The map lies. Or, more accurately, it is less than entirely truthful. For an hour or so I follow the map through the suburbs of Bordeax. Through Gradingnan, through the nice suburb of Canejan, and really quite pleasant suburb of Cestus (yes, a fighting claw, which strikes me as an odd name for a town but probably it means something else in French) and there are no roads that link to the 1010 which I know from the map will take me to the E05 which is, you may remember, where I want to be. The map suggests there might be but non. Still, it's pleasant enough and I am once again struck by how little road traffic there seems to be in France - it's something I've noticed before but never investigated. Maybe it's just that the country is big and people more spread out. Whatever. I head on to Le Barp and soon find myself presented with a sign to the desired E05 and make it back on without issue and relax.

It's easy from here, I know. I'm still putting gas in the tank in dribs and drabs because available funds are tight. The sun comes out for the first time and it's warm and pleasant enough and I keep running figures in my head and I'm not going to make it.

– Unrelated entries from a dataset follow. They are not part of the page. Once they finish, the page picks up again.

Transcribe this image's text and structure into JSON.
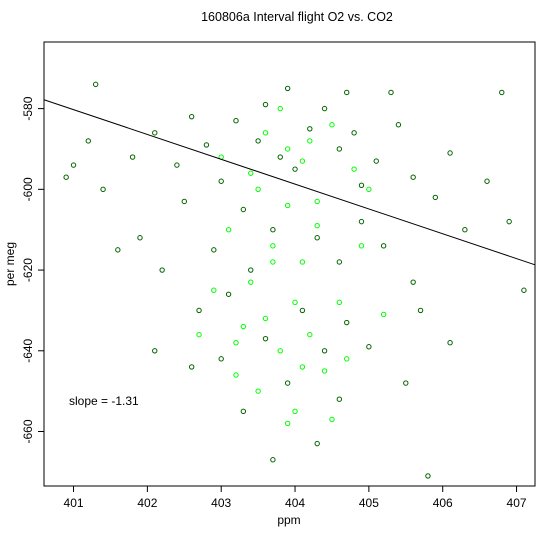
{
  "chart_data": {
    "type": "scatter",
    "title": "160806a   Interval flight O2 vs. CO2",
    "xlabel": "ppm",
    "ylabel": "per meg",
    "xlim": [
      400.6,
      407.25
    ],
    "ylim": [
      -673.5,
      -563.5
    ],
    "x_ticks": [
      401,
      402,
      403,
      404,
      405,
      406,
      407
    ],
    "y_ticks": [
      -660,
      -640,
      -620,
      -600,
      -580
    ],
    "colors": {
      "dark": "#006400",
      "light": "#00ff00",
      "line": "#000000"
    },
    "regression_line": {
      "slope": -1.31,
      "points": [
        [
          400.6,
          -577.8
        ],
        [
          407.25,
          -618.7
        ]
      ]
    },
    "annotation": "slope =  -1.31",
    "series": [
      {
        "color": "dark",
        "points": [
          [
            403.5,
            -588
          ],
          [
            403.8,
            -592
          ],
          [
            404.2,
            -585
          ],
          [
            404.6,
            -590
          ],
          [
            403.2,
            -583
          ],
          [
            404.0,
            -595
          ],
          [
            404.8,
            -586
          ],
          [
            405.1,
            -593
          ],
          [
            402.8,
            -589
          ],
          [
            403.6,
            -579
          ],
          [
            404.4,
            -580
          ],
          [
            405.4,
            -584
          ],
          [
            402.4,
            -594
          ],
          [
            403.0,
            -598
          ],
          [
            404.9,
            -599
          ],
          [
            405.6,
            -597
          ],
          [
            401.8,
            -592
          ],
          [
            402.1,
            -586
          ],
          [
            403.9,
            -575
          ],
          [
            404.7,
            -576
          ],
          [
            405.3,
            -576
          ],
          [
            402.6,
            -582
          ],
          [
            401.4,
            -600
          ],
          [
            401.2,
            -588
          ],
          [
            406.1,
            -591
          ],
          [
            405.9,
            -602
          ],
          [
            403.3,
            -605
          ],
          [
            403.7,
            -610
          ],
          [
            404.3,
            -612
          ],
          [
            404.9,
            -608
          ],
          [
            402.9,
            -615
          ],
          [
            403.4,
            -620
          ],
          [
            404.6,
            -618
          ],
          [
            405.2,
            -614
          ],
          [
            402.2,
            -620
          ],
          [
            403.1,
            -626
          ],
          [
            404.1,
            -630
          ],
          [
            404.7,
            -633
          ],
          [
            403.6,
            -637
          ],
          [
            404.4,
            -640
          ],
          [
            403.0,
            -642
          ],
          [
            405.0,
            -639
          ],
          [
            402.6,
            -644
          ],
          [
            403.9,
            -648
          ],
          [
            404.6,
            -652
          ],
          [
            403.3,
            -655
          ],
          [
            402.1,
            -640
          ],
          [
            405.6,
            -623
          ],
          [
            406.3,
            -610
          ],
          [
            406.6,
            -598
          ],
          [
            400.9,
            -597
          ],
          [
            401.0,
            -594
          ],
          [
            401.3,
            -574
          ],
          [
            406.8,
            -576
          ],
          [
            405.8,
            -671
          ],
          [
            404.3,
            -663
          ],
          [
            403.7,
            -667
          ],
          [
            402.5,
            -603
          ],
          [
            401.9,
            -612
          ],
          [
            405.7,
            -630
          ],
          [
            406.1,
            -638
          ],
          [
            402.7,
            -630
          ],
          [
            401.6,
            -615
          ],
          [
            406.9,
            -608
          ],
          [
            407.1,
            -625
          ],
          [
            405.5,
            -648
          ]
        ]
      },
      {
        "color": "light",
        "points": [
          [
            403.6,
            -586
          ],
          [
            403.9,
            -590
          ],
          [
            404.1,
            -593
          ],
          [
            403.4,
            -596
          ],
          [
            404.5,
            -584
          ],
          [
            403.8,
            -580
          ],
          [
            404.2,
            -588
          ],
          [
            403.0,
            -592
          ],
          [
            404.8,
            -595
          ],
          [
            403.5,
            -600
          ],
          [
            403.9,
            -604
          ],
          [
            404.3,
            -609
          ],
          [
            403.7,
            -614
          ],
          [
            404.1,
            -618
          ],
          [
            403.4,
            -623
          ],
          [
            404.0,
            -628
          ],
          [
            403.6,
            -632
          ],
          [
            404.2,
            -636
          ],
          [
            403.8,
            -640
          ],
          [
            404.4,
            -645
          ],
          [
            403.2,
            -638
          ],
          [
            404.7,
            -642
          ],
          [
            403.5,
            -650
          ],
          [
            404.0,
            -655
          ],
          [
            404.5,
            -657
          ],
          [
            403.9,
            -658
          ],
          [
            404.3,
            -603
          ],
          [
            403.1,
            -610
          ],
          [
            405.0,
            -600
          ],
          [
            402.9,
            -625
          ],
          [
            403.3,
            -634
          ],
          [
            404.6,
            -628
          ],
          [
            403.7,
            -618
          ],
          [
            404.9,
            -614
          ],
          [
            403.2,
            -646
          ],
          [
            404.1,
            -644
          ],
          [
            402.7,
            -636
          ],
          [
            405.2,
            -631
          ]
        ]
      }
    ]
  }
}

It's somewhere round Bayonne where I'm absolutely sure I just don't have enough to put in the tank to make the distance. The guides are rubbish, the mileage of the Jeep isn't close to what the book says, whatever.

Well, just after Bayonne I come off at a gas station and there's nothing else to do but phone Jane, the best person I know, my editor, my friend and one best wife imaginable. We are still close. Still friends. Friends for ever. And, as I know will, Jane drops a couple of hundred bucks into my account and I relax some. I'm back to probably going to make it and I'm close to the border, so I chill a little, invest in a bottle of water so I stop dehydrating and take the advice to actually eat something. A cheap packet of cookies.

Next day I stop for gas somewhere and the guy speak Spanish and though I overrun the meter by a couple of cents he shrugs and just takes the note with a causal 'forget the few cents, dude' - I would put that in Spanish but I forget exactly what he actually said and don't want to make something up without being obvious about it (if that makes sense to anyone I'll be surprised). I relax a good deal at this. In Spain I know how things work. In Spain I can do stuff to fix problems.

Which is just as well.

And my time is up. Back to work. And the work is going fine. I think it's going to be a very productive year.